If you own a home, losing it may be one of your biggest fears. If you own a home and owe the IRS a substantial debt, losing it is your biggest fear. It is true that the IRS can take a home to sell and pay towards tax debt BUT it is hard for them to do it and it is less likely to occur than the IRS wants you to believe.
In order to seize and sell a home, the IRS has to send a request to the US Department of Justice. It is the DOJ that “collects” a home for payment of tax not the Internal Revenue Service. The IRS is very careful about which cases it sends to the DOJ. In 2013, the IRS reports that only 547 home seizures took place in the entire United States. There are about 10 to 12 million cases in the IRS’ load of cases at any given time.

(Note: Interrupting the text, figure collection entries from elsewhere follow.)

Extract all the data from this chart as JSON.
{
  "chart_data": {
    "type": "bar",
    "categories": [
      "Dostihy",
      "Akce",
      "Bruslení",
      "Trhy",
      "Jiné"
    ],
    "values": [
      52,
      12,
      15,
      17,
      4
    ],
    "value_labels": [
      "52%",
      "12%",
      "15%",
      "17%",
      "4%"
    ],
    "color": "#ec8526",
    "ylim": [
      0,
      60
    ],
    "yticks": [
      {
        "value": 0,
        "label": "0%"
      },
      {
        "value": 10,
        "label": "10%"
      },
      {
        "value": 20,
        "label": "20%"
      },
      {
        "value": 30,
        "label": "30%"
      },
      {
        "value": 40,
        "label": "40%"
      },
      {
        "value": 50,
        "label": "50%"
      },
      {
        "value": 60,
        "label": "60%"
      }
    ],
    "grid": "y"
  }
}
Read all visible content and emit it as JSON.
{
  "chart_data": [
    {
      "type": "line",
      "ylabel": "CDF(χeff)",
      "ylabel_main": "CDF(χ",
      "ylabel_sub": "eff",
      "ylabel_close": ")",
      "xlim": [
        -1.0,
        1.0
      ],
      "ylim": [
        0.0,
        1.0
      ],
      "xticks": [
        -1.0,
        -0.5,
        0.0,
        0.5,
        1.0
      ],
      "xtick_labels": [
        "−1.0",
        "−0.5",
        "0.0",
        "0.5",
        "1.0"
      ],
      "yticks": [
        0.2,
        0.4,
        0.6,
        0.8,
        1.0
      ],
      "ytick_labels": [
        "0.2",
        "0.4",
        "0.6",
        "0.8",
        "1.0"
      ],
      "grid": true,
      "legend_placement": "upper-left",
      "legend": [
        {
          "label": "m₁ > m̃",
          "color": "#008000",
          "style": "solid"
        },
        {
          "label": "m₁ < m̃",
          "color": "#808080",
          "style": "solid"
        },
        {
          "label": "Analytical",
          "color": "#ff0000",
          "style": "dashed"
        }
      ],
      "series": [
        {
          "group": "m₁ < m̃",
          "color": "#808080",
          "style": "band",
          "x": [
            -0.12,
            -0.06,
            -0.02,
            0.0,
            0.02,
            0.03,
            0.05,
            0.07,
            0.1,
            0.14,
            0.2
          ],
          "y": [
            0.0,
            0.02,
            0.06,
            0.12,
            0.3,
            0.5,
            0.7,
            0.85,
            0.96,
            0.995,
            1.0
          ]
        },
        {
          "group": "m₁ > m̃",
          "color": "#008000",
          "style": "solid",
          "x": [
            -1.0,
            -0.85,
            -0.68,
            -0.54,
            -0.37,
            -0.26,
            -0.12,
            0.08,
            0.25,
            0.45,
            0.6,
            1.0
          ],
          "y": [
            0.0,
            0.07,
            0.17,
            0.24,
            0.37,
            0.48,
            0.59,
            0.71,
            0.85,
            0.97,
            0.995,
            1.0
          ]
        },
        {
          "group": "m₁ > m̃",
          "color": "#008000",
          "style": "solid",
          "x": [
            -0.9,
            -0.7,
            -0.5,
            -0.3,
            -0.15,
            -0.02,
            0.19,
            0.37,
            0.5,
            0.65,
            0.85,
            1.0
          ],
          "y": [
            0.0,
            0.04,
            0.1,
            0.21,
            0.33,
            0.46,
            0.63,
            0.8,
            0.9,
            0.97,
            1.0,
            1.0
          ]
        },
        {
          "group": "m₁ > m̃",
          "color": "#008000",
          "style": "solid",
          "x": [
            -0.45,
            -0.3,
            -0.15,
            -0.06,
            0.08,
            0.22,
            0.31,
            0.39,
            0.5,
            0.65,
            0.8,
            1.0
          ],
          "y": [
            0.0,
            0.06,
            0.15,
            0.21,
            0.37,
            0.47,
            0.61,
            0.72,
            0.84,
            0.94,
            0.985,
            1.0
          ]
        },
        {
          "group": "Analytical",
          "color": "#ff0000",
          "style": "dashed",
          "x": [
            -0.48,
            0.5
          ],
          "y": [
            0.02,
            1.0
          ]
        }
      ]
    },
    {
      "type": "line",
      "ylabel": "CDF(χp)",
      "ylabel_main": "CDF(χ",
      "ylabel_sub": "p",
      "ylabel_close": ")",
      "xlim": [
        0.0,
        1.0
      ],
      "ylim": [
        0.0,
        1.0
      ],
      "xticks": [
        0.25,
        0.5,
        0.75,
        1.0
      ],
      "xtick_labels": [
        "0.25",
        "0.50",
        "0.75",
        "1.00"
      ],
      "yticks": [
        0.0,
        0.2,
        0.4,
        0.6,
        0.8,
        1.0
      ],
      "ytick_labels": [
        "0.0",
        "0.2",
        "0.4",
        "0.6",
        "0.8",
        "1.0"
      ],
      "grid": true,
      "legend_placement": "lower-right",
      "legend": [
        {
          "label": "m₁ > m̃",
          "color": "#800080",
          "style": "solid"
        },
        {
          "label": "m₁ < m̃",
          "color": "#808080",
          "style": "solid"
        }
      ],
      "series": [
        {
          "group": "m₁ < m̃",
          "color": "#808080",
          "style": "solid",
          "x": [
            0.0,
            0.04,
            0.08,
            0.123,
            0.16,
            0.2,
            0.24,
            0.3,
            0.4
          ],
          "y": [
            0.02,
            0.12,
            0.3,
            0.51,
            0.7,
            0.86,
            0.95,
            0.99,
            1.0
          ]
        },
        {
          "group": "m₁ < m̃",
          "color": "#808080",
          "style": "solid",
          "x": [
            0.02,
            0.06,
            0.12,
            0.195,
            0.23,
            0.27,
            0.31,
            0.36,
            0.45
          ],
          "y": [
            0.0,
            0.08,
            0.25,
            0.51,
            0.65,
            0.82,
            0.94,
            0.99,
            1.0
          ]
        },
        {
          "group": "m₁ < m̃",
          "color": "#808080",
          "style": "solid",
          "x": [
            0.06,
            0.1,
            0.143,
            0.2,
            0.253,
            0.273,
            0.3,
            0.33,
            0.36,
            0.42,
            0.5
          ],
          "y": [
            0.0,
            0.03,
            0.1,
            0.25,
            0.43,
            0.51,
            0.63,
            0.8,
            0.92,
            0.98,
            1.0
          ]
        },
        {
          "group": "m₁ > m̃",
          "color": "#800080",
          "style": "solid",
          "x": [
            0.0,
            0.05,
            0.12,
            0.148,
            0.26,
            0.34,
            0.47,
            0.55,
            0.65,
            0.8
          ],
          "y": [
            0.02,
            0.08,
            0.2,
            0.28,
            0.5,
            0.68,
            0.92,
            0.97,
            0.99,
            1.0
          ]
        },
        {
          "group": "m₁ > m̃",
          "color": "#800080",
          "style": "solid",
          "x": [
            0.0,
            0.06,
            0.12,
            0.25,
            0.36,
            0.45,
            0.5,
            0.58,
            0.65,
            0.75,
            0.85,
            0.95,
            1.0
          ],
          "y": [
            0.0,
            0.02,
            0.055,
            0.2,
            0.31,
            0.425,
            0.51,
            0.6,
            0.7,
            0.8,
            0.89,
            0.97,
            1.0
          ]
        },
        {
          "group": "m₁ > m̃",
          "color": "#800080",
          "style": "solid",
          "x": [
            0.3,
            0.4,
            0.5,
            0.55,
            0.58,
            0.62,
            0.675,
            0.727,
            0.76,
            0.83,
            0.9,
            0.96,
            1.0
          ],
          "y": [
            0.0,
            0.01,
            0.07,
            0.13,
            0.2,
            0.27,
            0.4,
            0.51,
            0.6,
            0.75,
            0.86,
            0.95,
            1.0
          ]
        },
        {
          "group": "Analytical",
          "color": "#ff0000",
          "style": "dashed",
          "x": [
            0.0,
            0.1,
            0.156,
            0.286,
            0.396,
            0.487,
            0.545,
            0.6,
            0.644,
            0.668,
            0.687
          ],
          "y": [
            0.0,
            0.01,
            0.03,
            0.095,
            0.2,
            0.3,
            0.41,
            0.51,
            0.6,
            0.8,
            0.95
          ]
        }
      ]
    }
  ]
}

There are several reasons why so few homes are placed into the seizure process with the DOJ. One reason and probably the main reason is that the law won’t allow the Government to sell a house in a tax case unless there is equity in it. The sale has to result in funds paid to the IRS. In order to determine the equity amount, the IRS will subtract 20% from it’s value and than subtract the mortgage amount. If your home in Arizona is worth $250,000.00 and the mortgage is $200,000.00, the IRS would reduce the value by $50,000.00 and subtract the mortgage amount leaving zero equity. Even if there is some equity, the IRS isn’t interested unless there is a substantial amount. $20,000.00 equity in a home is usually not enough.
The IRS is also not really interested in homes as well unless the underlying debt is large. There are no hard and fast rules about this but there usually needs to be significant home equity AND a very large… even a 6 figure debt.
Even if the above is true, the IRS still doesn’t want to refer the case to the DOJ unless there are very serious conditions. A taxpayer who has lots of equity, lots of debt, and is non-communicative, non-compliant, or is trying to hide, will be the squeaky wheel that may get some grease. Even under those circumstances the IRS will consider seizure to the be very last option. See IRS Policy Statement 5-34.
If the IRS has already started the seizure process it can’t just show up and take the home. It has to provide you with a Final Notice of Intent to Levy which will provide you an appeal hearing and the ability to sue in Tax Court for an independent review. After the notice and appeals process has taken place it will than send the case to the DOJ Tax Division and that division will file a lawsuit in US District Court. The home can’t be sold without a judgement approving the sale per IRC 6334(e).
So if you own a home and you have a tax debt, don’t panic. There are a number of things that would have to happen for your home to be seized and for most people the IRS just won’t be interested.